The Belfast Telegraph is carrying an opinion piece by Ulster-Scots Agency Chief Executive Ian Crozier in response to its recent front-page exposé of, and associated editorial on, the Government Ulster-Scots voicemail service, which has received not a single call during its decade-long existence. Although the Blether Region suspects that the original article may have had something to do with the Ulster-Scots Agency's closeness to the Bel-Tel's rival the News Letter, its criticism is sound.
Mr. Crozier makes the point that "Ulster-Scots" didn't ask for the phone line.
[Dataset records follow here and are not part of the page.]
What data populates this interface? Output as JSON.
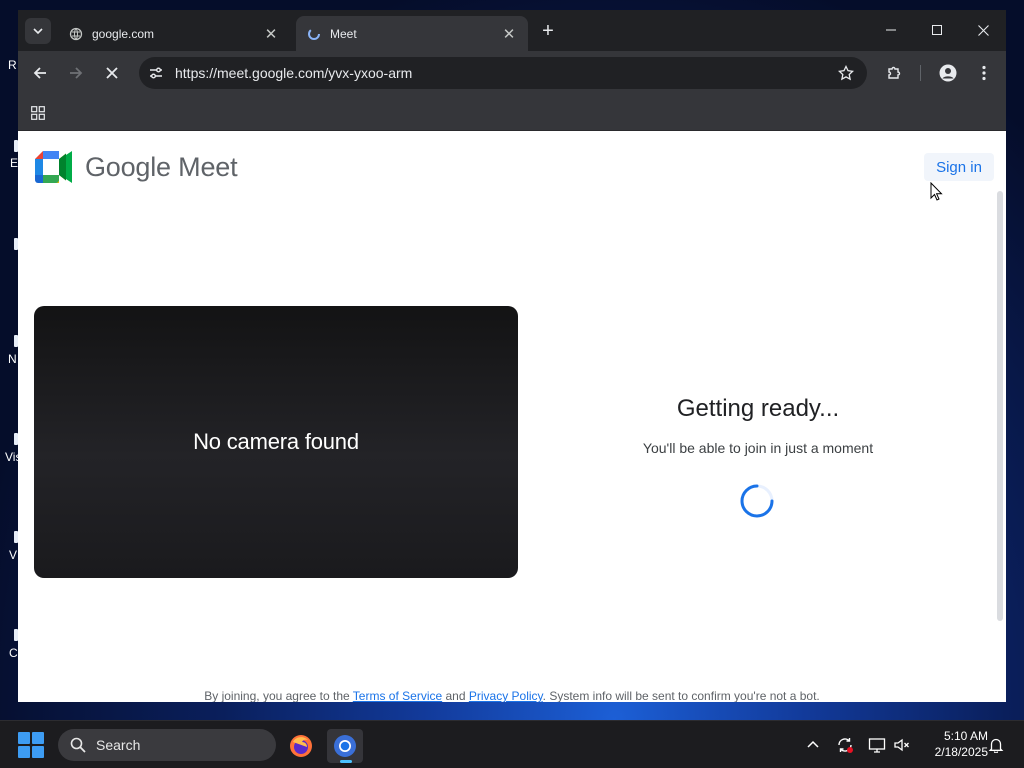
{
  "desktop": {
    "labels": [
      "R",
      "E",
      "N",
      "Vis",
      "V",
      "C"
    ]
  },
  "browser": {
    "tabs": [
      {
        "title": "google.com",
        "active": false
      },
      {
        "title": "Meet",
        "active": true
      }
    ],
    "url": "https://meet.google.com/yvx-yxoo-arm"
  },
  "page": {
    "brand": "Google Meet",
    "sign_in": "Sign in",
    "camera_status": "No camera found",
    "ready_title": "Getting ready...",
    "ready_subtitle": "You'll be able to join in just a moment",
    "legal": {
      "prefix": "By joining, you agree to the ",
      "terms": "Terms of Service",
      "and": " and ",
      "privacy": "Privacy Policy",
      "suffix": ". System info will be sent to confirm you're not a bot."
    }
  },
  "taskbar": {
    "search_label": "Search",
    "time": "5:10 AM",
    "date": "2/18/2025"
  },
  "colors": {
    "accent": "#1a73e8",
    "chrome_dark": "#202124",
    "chrome_toolbar": "#35363a"
  }
}
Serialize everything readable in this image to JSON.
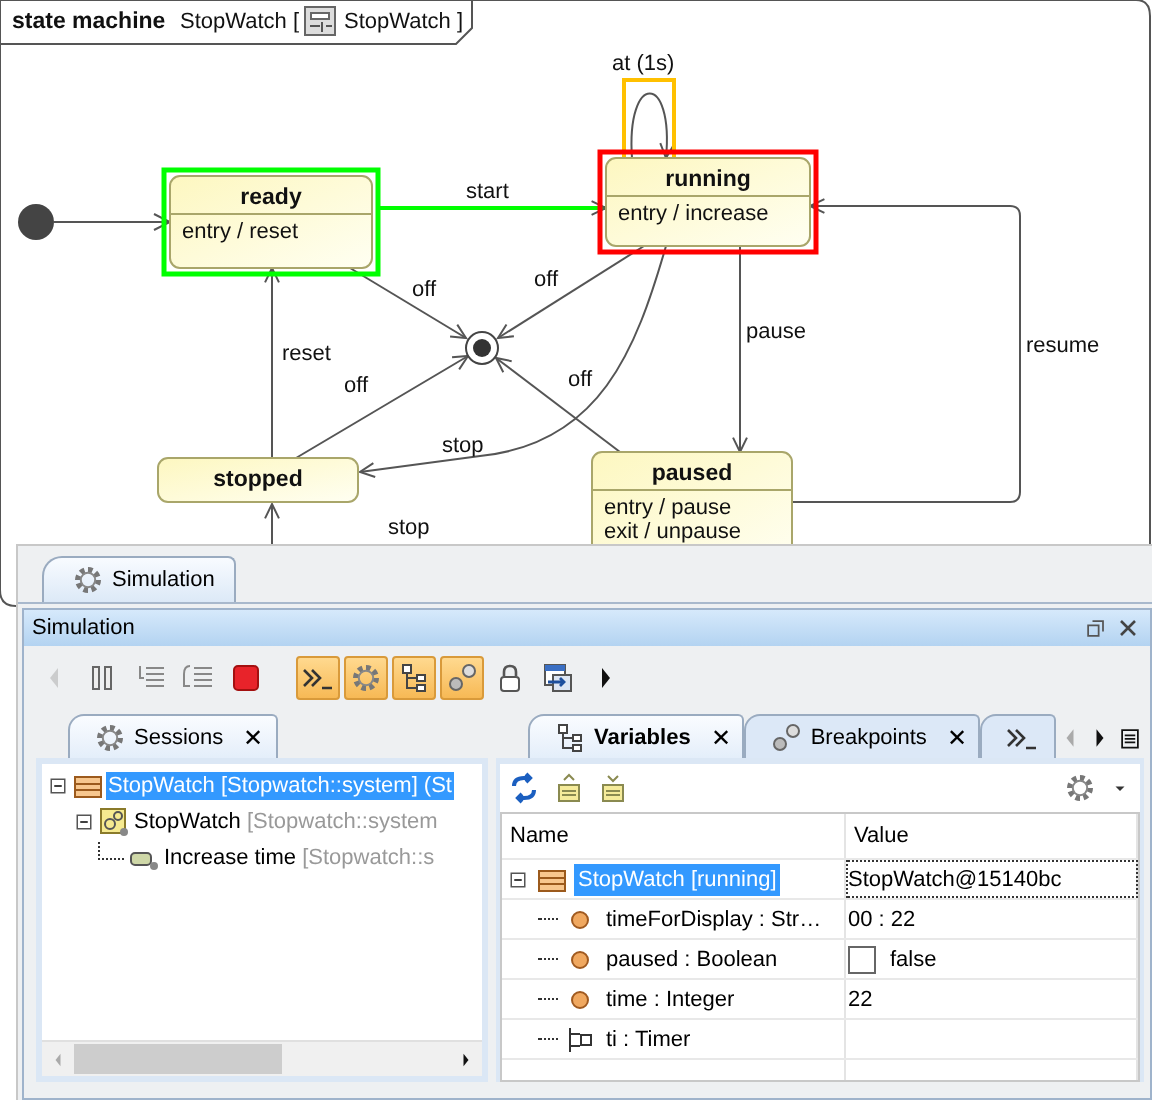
{
  "diagram": {
    "kind": "state machine",
    "name": "StopWatch [",
    "owner": "StopWatch ]",
    "states": [
      {
        "name": "ready",
        "behaviors": [
          "entry / reset"
        ],
        "color": "#00ff00"
      },
      {
        "name": "running",
        "behaviors": [
          "entry / increase"
        ],
        "color": "#ff0000"
      },
      {
        "name": "stopped"
      },
      {
        "name": "paused",
        "behaviors": [
          "entry / pause",
          "exit / unpause"
        ]
      }
    ],
    "transitions": [
      {
        "label": "at (1s)",
        "color": "#ffc000"
      },
      {
        "label": "start",
        "color": "#00ff00"
      },
      {
        "label": "off"
      },
      {
        "label": "off"
      },
      {
        "label": "reset"
      },
      {
        "label": "pause"
      },
      {
        "label": "resume"
      },
      {
        "label": "off"
      },
      {
        "label": "off"
      },
      {
        "label": "stop"
      },
      {
        "label": "stop"
      }
    ]
  },
  "panel": {
    "tab": {
      "label": "Simulation",
      "selected": true
    },
    "title": "Simulation",
    "toolbar": [
      {
        "kind": "back",
        "disabled": true,
        "pressed": false
      },
      {
        "kind": "pause",
        "disabled": false,
        "pressed": false
      },
      {
        "kind": "step-into",
        "disabled": false,
        "pressed": false
      },
      {
        "kind": "step-out",
        "disabled": false,
        "pressed": false
      },
      {
        "kind": "stop",
        "disabled": false,
        "pressed": false
      },
      {
        "kind": "console",
        "disabled": false,
        "pressed": true
      },
      {
        "kind": "animation",
        "disabled": false,
        "pressed": true
      },
      {
        "kind": "variables",
        "disabled": false,
        "pressed": true
      },
      {
        "kind": "breakpoints",
        "disabled": false,
        "pressed": true
      },
      {
        "kind": "lock",
        "disabled": false,
        "pressed": false
      },
      {
        "kind": "export",
        "disabled": false,
        "pressed": false
      },
      {
        "kind": "forward",
        "disabled": false,
        "pressed": false
      }
    ],
    "sessions": {
      "tab": {
        "label": "Sessions",
        "close": "✕",
        "selected": true
      },
      "items": [
        {
          "label": "StopWatch",
          "detail": "[Stopwatch::system] (St",
          "kind": "session",
          "selected": true,
          "expanded": true,
          "children": [
            {
              "label": "StopWatch",
              "detail": "[Stopwatch::system",
              "kind": "behavior",
              "selected": false,
              "expanded": true,
              "children": [
                {
                  "label": "Increase time",
                  "detail": "[Stopwatch::s",
                  "kind": "action",
                  "selected": false
                }
              ]
            }
          ]
        }
      ]
    },
    "variables": {
      "tabs": [
        {
          "label": "Variables",
          "kind": "variables",
          "close": "✕",
          "selected": true
        },
        {
          "label": "Breakpoints",
          "kind": "breakpoints",
          "close": "✕",
          "selected": false
        },
        {
          "kind": "console",
          "selected": false
        }
      ],
      "columns": [
        "Name",
        "Value"
      ],
      "rows": [
        {
          "name": "StopWatch [running]",
          "value": "StopWatch@15140bc",
          "kind": "instance",
          "selected": true,
          "expanded": true,
          "children": [
            {
              "name": "timeForDisplay : Str…",
              "value": "00 : 22",
              "kind": "attribute",
              "selected": false
            },
            {
              "name": "paused : Boolean",
              "value": "false",
              "kind": "boolean",
              "checked": false,
              "selected": false
            },
            {
              "name": "time : Integer",
              "value": "22",
              "kind": "attribute",
              "selected": false
            },
            {
              "name": "ti : Timer",
              "kind": "port",
              "selected": false
            }
          ]
        }
      ]
    }
  }
}
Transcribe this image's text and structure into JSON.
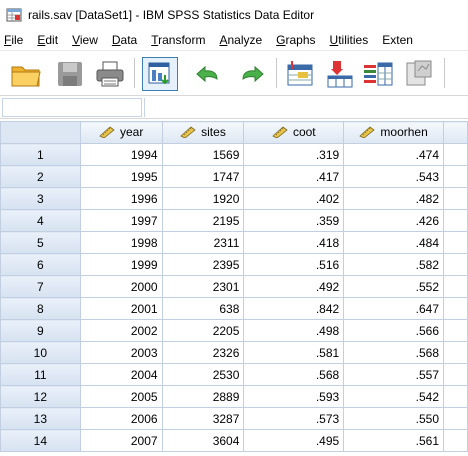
{
  "window": {
    "title": "rails.sav [DataSet1] - IBM SPSS Statistics Data Editor",
    "icon": "spss-app-icon"
  },
  "menu": {
    "items": [
      {
        "mn": "F",
        "rest": "ile"
      },
      {
        "mn": "E",
        "rest": "dit"
      },
      {
        "mn": "V",
        "rest": "iew"
      },
      {
        "mn": "D",
        "rest": "ata"
      },
      {
        "mn": "T",
        "rest": "ransform"
      },
      {
        "mn": "A",
        "rest": "nalyze"
      },
      {
        "mn": "G",
        "rest": "raphs"
      },
      {
        "mn": "U",
        "rest": "tilities"
      },
      {
        "mn": "",
        "rest": "Exten"
      }
    ]
  },
  "toolbar": {
    "buttons": [
      {
        "name": "open-data-icon"
      },
      {
        "name": "save-icon"
      },
      {
        "name": "print-icon"
      },
      {
        "name": "recall-dialog-icon"
      },
      {
        "name": "undo-icon"
      },
      {
        "name": "redo-icon"
      },
      {
        "name": "go-to-case-icon"
      },
      {
        "name": "go-to-variable-icon"
      },
      {
        "name": "variables-icon"
      },
      {
        "name": "run-descriptives-icon"
      }
    ]
  },
  "grid": {
    "columns": [
      "year",
      "sites",
      "coot",
      "moorhen"
    ],
    "column_icon": "scale-measure-icon",
    "rows": [
      {
        "n": "1",
        "year": "1994",
        "sites": "1569",
        "coot": ".319",
        "moorhen": ".474"
      },
      {
        "n": "2",
        "year": "1995",
        "sites": "1747",
        "coot": ".417",
        "moorhen": ".543"
      },
      {
        "n": "3",
        "year": "1996",
        "sites": "1920",
        "coot": ".402",
        "moorhen": ".482"
      },
      {
        "n": "4",
        "year": "1997",
        "sites": "2195",
        "coot": ".359",
        "moorhen": ".426"
      },
      {
        "n": "5",
        "year": "1998",
        "sites": "2311",
        "coot": ".418",
        "moorhen": ".484"
      },
      {
        "n": "6",
        "year": "1999",
        "sites": "2395",
        "coot": ".516",
        "moorhen": ".582"
      },
      {
        "n": "7",
        "year": "2000",
        "sites": "2301",
        "coot": ".492",
        "moorhen": ".552"
      },
      {
        "n": "8",
        "year": "2001",
        "sites": "638",
        "coot": ".842",
        "moorhen": ".647"
      },
      {
        "n": "9",
        "year": "2002",
        "sites": "2205",
        "coot": ".498",
        "moorhen": ".566"
      },
      {
        "n": "10",
        "year": "2003",
        "sites": "2326",
        "coot": ".581",
        "moorhen": ".568"
      },
      {
        "n": "11",
        "year": "2004",
        "sites": "2530",
        "coot": ".568",
        "moorhen": ".557"
      },
      {
        "n": "12",
        "year": "2005",
        "sites": "2889",
        "coot": ".593",
        "moorhen": ".542"
      },
      {
        "n": "13",
        "year": "2006",
        "sites": "3287",
        "coot": ".573",
        "moorhen": ".550"
      },
      {
        "n": "14",
        "year": "2007",
        "sites": "3604",
        "coot": ".495",
        "moorhen": ".561"
      }
    ]
  },
  "colors": {
    "header_bg": "#dde7f3",
    "grid_line": "#c2cfe0"
  }
}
Well, that all depends on how one defines them. If the term refers to members of the speech community, then he is entirely correct; there was never any groundswell of opinion that Ulster Scots should be promoted in lock-step with Irish in contempt of the two speech varieties' different stages of development. If "Ulster-Scots" includes (English-speaking, evangelical, British-Israelite, fellow-DUP) activists such as Nelson McCausland, however, as it so often does in public discourse, Mr. Crozier's statement falls down flat, since the phone line was instituted in direct response to the Part II recognition of Ulster Scots under the European Charter for Regional or Minority Languages, recognition that came about because of activist pressure and their false and thoroughly sectarian analogies with Irish. Indeed, those same activists have since been campaigning for Ulster Scots to be recognised under Part III. Why? For the simple reason that Irish is recognised under Part III, and what's sauce for the goose is sauce for the gander.
It is just that kind of reactionary whitabootery that has led to a lost decade of development for Scots in Ulster.